Cale de débarquement à St Agnes

On peut mouiller sur des fonds de sable au sud de ce cordon dans « the Cow » ou au nord à « Porth Conger ». Le mouillage au nord donne accès à la cale de débarquement utilisée par les vedettes de passagers. Même si ces mouillages restent précaires en cas de forte houle ou de vent fort, l’escale y est vraiment sympa.

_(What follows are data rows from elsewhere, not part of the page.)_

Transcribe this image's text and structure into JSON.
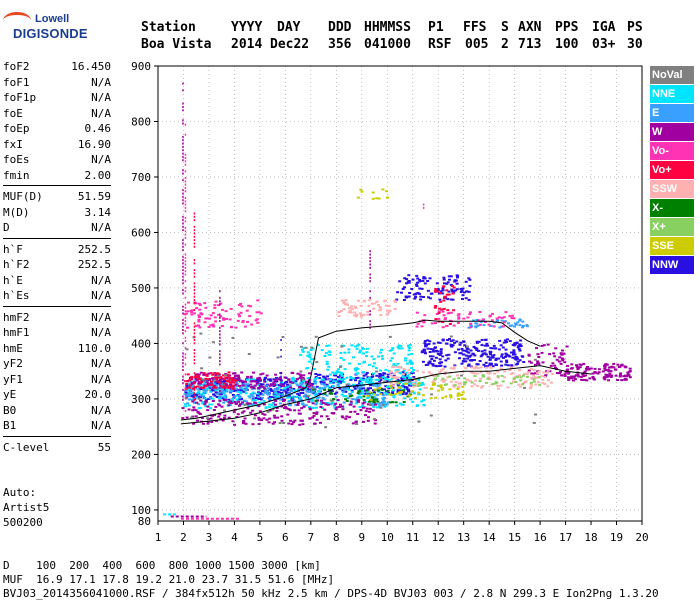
{
  "logo": {
    "line1": "Lowell",
    "line2": "DIGISONDE"
  },
  "header": {
    "labels": [
      "Station",
      "YYYY",
      "DAY",
      "DDD",
      "HHMMSS",
      "P1",
      "FFS",
      "S",
      "AXN",
      "PPS",
      "IGA",
      "PS"
    ],
    "values": [
      "Boa Vista",
      "2014",
      "Dec22",
      "356",
      "041000",
      "RSF",
      "005",
      "2",
      "713",
      "100",
      "03+",
      "30"
    ]
  },
  "params": {
    "group1": [
      {
        "k": "foF2",
        "v": "16.450"
      },
      {
        "k": "foF1",
        "v": "N/A"
      },
      {
        "k": "foF1p",
        "v": "N/A"
      },
      {
        "k": "foE",
        "v": "N/A"
      },
      {
        "k": "foEp",
        "v": "0.46"
      },
      {
        "k": "fxI",
        "v": "16.90"
      },
      {
        "k": "foEs",
        "v": "N/A"
      },
      {
        "k": "fmin",
        "v": "2.00"
      }
    ],
    "group2": [
      {
        "k": "MUF(D)",
        "v": "51.59"
      },
      {
        "k": "M(D)",
        "v": "3.14"
      },
      {
        "k": "D",
        "v": "N/A"
      }
    ],
    "group3": [
      {
        "k": "h`F",
        "v": "252.5"
      },
      {
        "k": "h`F2",
        "v": "252.5"
      },
      {
        "k": "h`E",
        "v": "N/A"
      },
      {
        "k": "h`Es",
        "v": "N/A"
      }
    ],
    "group4": [
      {
        "k": "hmF2",
        "v": "N/A"
      },
      {
        "k": "hmF1",
        "v": "N/A"
      },
      {
        "k": "hmE",
        "v": "110.0"
      },
      {
        "k": "yF2",
        "v": "N/A"
      },
      {
        "k": "yF1",
        "v": "N/A"
      },
      {
        "k": "yE",
        "v": "20.0"
      },
      {
        "k": "B0",
        "v": "N/A"
      },
      {
        "k": "B1",
        "v": "N/A"
      }
    ],
    "group5": [
      {
        "k": "C-level",
        "v": "55"
      }
    ]
  },
  "auto": {
    "line1": "Auto:",
    "line2": "Artist5",
    "line3": "500200"
  },
  "legend": [
    {
      "label": "NoVal",
      "color": "#808080"
    },
    {
      "label": "NNE",
      "color": "#00e5ff"
    },
    {
      "label": "E",
      "color": "#3aa0ff"
    },
    {
      "label": "W",
      "color": "#a000a0"
    },
    {
      "label": "Vo-",
      "color": "#ff33b4"
    },
    {
      "label": "Vo+",
      "color": "#ff0040"
    },
    {
      "label": "SSW",
      "color": "#ffb0b0"
    },
    {
      "label": "X-",
      "color": "#008000"
    },
    {
      "label": "X+",
      "color": "#88d060"
    },
    {
      "label": "SSE",
      "color": "#cccc00"
    },
    {
      "label": "NNW",
      "color": "#2a10e0"
    }
  ],
  "footer": {
    "d_line": "D    100  200  400  600  800 1000 1500 3000 [km]",
    "muf_line": "MUF  16.9 17.1 17.8 19.2 21.0 23.7 31.5 51.6 [MHz]",
    "info_line": "BVJ03_2014356041000.RSF / 384fx512h 50 kHz 2.5 km / DPS-4D BVJ03 003 / 2.8 N 299.3 E Ion2Png 1.3.20"
  },
  "chart_data": {
    "type": "scatter",
    "xlim": [
      1,
      20
    ],
    "ylim": [
      80,
      900
    ],
    "xticks": [
      1,
      2,
      3,
      4,
      5,
      6,
      7,
      8,
      9,
      10,
      11,
      12,
      13,
      14,
      15,
      16,
      17,
      18,
      19,
      20
    ],
    "yticks": [
      100,
      200,
      300,
      400,
      500,
      600,
      700,
      800,
      900
    ],
    "grid": "dotted",
    "legend_position": "right",
    "profile_line": {
      "x": [
        1.9,
        2.5,
        3.0,
        4.0,
        5.0,
        6.0,
        6.8,
        7.0,
        7.3,
        8.0,
        9.0,
        10.0,
        11.0,
        11.5,
        12.0,
        13.0,
        14.0,
        14.5,
        15.0,
        15.5,
        16.0
      ],
      "y": [
        262,
        265,
        270,
        280,
        290,
        305,
        320,
        340,
        410,
        422,
        428,
        432,
        437,
        442,
        440,
        440,
        440,
        437,
        420,
        405,
        395
      ]
    },
    "lower_line": {
      "x": [
        1.9,
        3,
        4,
        5,
        6,
        7,
        8,
        9,
        10,
        11,
        12,
        13,
        14,
        15,
        16,
        17,
        18
      ],
      "y": [
        255,
        260,
        265,
        275,
        290,
        300,
        320,
        325,
        330,
        335,
        345,
        350,
        350,
        355,
        360,
        350,
        345
      ]
    },
    "clusters": [
      {
        "series": "NNW",
        "x": [
          2.0,
          7.0
        ],
        "y": [
          300,
          340
        ],
        "n": 260
      },
      {
        "series": "NNW",
        "x": [
          7.0,
          11.0
        ],
        "y": [
          310,
          350
        ],
        "n": 200
      },
      {
        "series": "NNW",
        "x": [
          11.3,
          15.3
        ],
        "y": [
          360,
          410
        ],
        "n": 240
      },
      {
        "series": "NNW",
        "x": [
          10.3,
          13.2
        ],
        "y": [
          480,
          525
        ],
        "n": 110
      },
      {
        "series": "NNE",
        "x": [
          2.0,
          11.5
        ],
        "y": [
          285,
          340
        ],
        "n": 340
      },
      {
        "series": "NNE",
        "x": [
          6.5,
          11.0
        ],
        "y": [
          330,
          400
        ],
        "n": 160
      },
      {
        "series": "E",
        "x": [
          2.0,
          10.0
        ],
        "y": [
          290,
          330
        ],
        "n": 220
      },
      {
        "series": "E",
        "x": [
          13.0,
          15.5
        ],
        "y": [
          430,
          445
        ],
        "n": 40
      },
      {
        "series": "W",
        "x": [
          1.9,
          9.5
        ],
        "y": [
          255,
          300
        ],
        "n": 220
      },
      {
        "series": "W",
        "x": [
          2.2,
          7.0
        ],
        "y": [
          320,
          350
        ],
        "n": 140
      },
      {
        "series": "W",
        "x": [
          17.0,
          19.5
        ],
        "y": [
          335,
          365
        ],
        "n": 130
      },
      {
        "series": "W",
        "x": [
          15.5,
          17.0
        ],
        "y": [
          340,
          400
        ],
        "n": 60
      },
      {
        "series": "Vo-",
        "x": [
          2.0,
          5.0
        ],
        "y": [
          430,
          480
        ],
        "n": 80
      },
      {
        "series": "Vo-",
        "x": [
          11.0,
          15.0
        ],
        "y": [
          430,
          460
        ],
        "n": 60
      },
      {
        "series": "Vo+",
        "x": [
          2.0,
          4.0
        ],
        "y": [
          320,
          350
        ],
        "n": 70
      },
      {
        "series": "Vo+",
        "x": [
          11.8,
          12.6
        ],
        "y": [
          435,
          510
        ],
        "n": 30
      },
      {
        "series": "SSW",
        "x": [
          8.0,
          10.3
        ],
        "y": [
          450,
          480
        ],
        "n": 60
      },
      {
        "series": "SSW",
        "x": [
          10.0,
          16.5
        ],
        "y": [
          320,
          360
        ],
        "n": 160
      },
      {
        "series": "X-",
        "x": [
          7.0,
          11.0
        ],
        "y": [
          295,
          320
        ],
        "n": 40
      },
      {
        "series": "X+",
        "x": [
          11.0,
          16.0
        ],
        "y": [
          325,
          345
        ],
        "n": 50
      },
      {
        "series": "SSE",
        "x": [
          9.0,
          13.0
        ],
        "y": [
          300,
          330
        ],
        "n": 50
      },
      {
        "series": "SSE",
        "x": [
          8.8,
          10.0
        ],
        "y": [
          660,
          680
        ],
        "n": 10
      },
      {
        "series": "NoVal",
        "x": [
          2.0,
          16.0
        ],
        "y": [
          250,
          420
        ],
        "n": 60
      }
    ],
    "spikes": [
      {
        "series": "W",
        "x": 1.95,
        "y": [
          300,
          880
        ]
      },
      {
        "series": "Vo-",
        "x": 2.05,
        "y": [
          280,
          800
        ]
      },
      {
        "series": "Vo+",
        "x": 2.4,
        "y": [
          300,
          640
        ]
      },
      {
        "series": "W",
        "x": 3.4,
        "y": [
          310,
          500
        ]
      },
      {
        "series": "NNW",
        "x": 5.8,
        "y": [
          300,
          420
        ]
      },
      {
        "series": "W",
        "x": 9.3,
        "y": [
          430,
          580
        ]
      },
      {
        "series": "Vo-",
        "x": 11.4,
        "y": [
          640,
          660
        ]
      }
    ],
    "bottom_marks": [
      {
        "series": "W",
        "x": [
          1.5,
          2.9
        ],
        "y": 88
      },
      {
        "series": "Vo-",
        "x": [
          1.9,
          4.2
        ],
        "y": 84
      },
      {
        "series": "NNE",
        "x": [
          1.2,
          1.7
        ],
        "y": 92
      }
    ]
  }
}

Lord Jim au mouillage a st Agnes Scilly
Lord Jim au mouillage à St Agnes

SHAH, le pilot gig de St Agnes, navigue toujours à 150 ans!

Shah gig de St Agnes

Lors d’une escale sur St Agnes l’équipage de Lord Jim a assisté à la sortie d’entrainement du mercredi soir de Shah. Cette gig fêtera ses 150 ans d’ici peu, mais sa coque bleue est toujours aussi affutée. Shah a été construite en 1873 par Nicholas Peters à St Maws en face de Falmouth en Cornouailles. Le but était de fabriquer des bateaux rapides, et Shah a été plutôt bien réussie. En 1903 Shah est bannie d’une course de gigs car elle est « trop rapide » ! Aujourd’hui elle défend toujours les couleurs de son île à l’occasion des courses de gigs.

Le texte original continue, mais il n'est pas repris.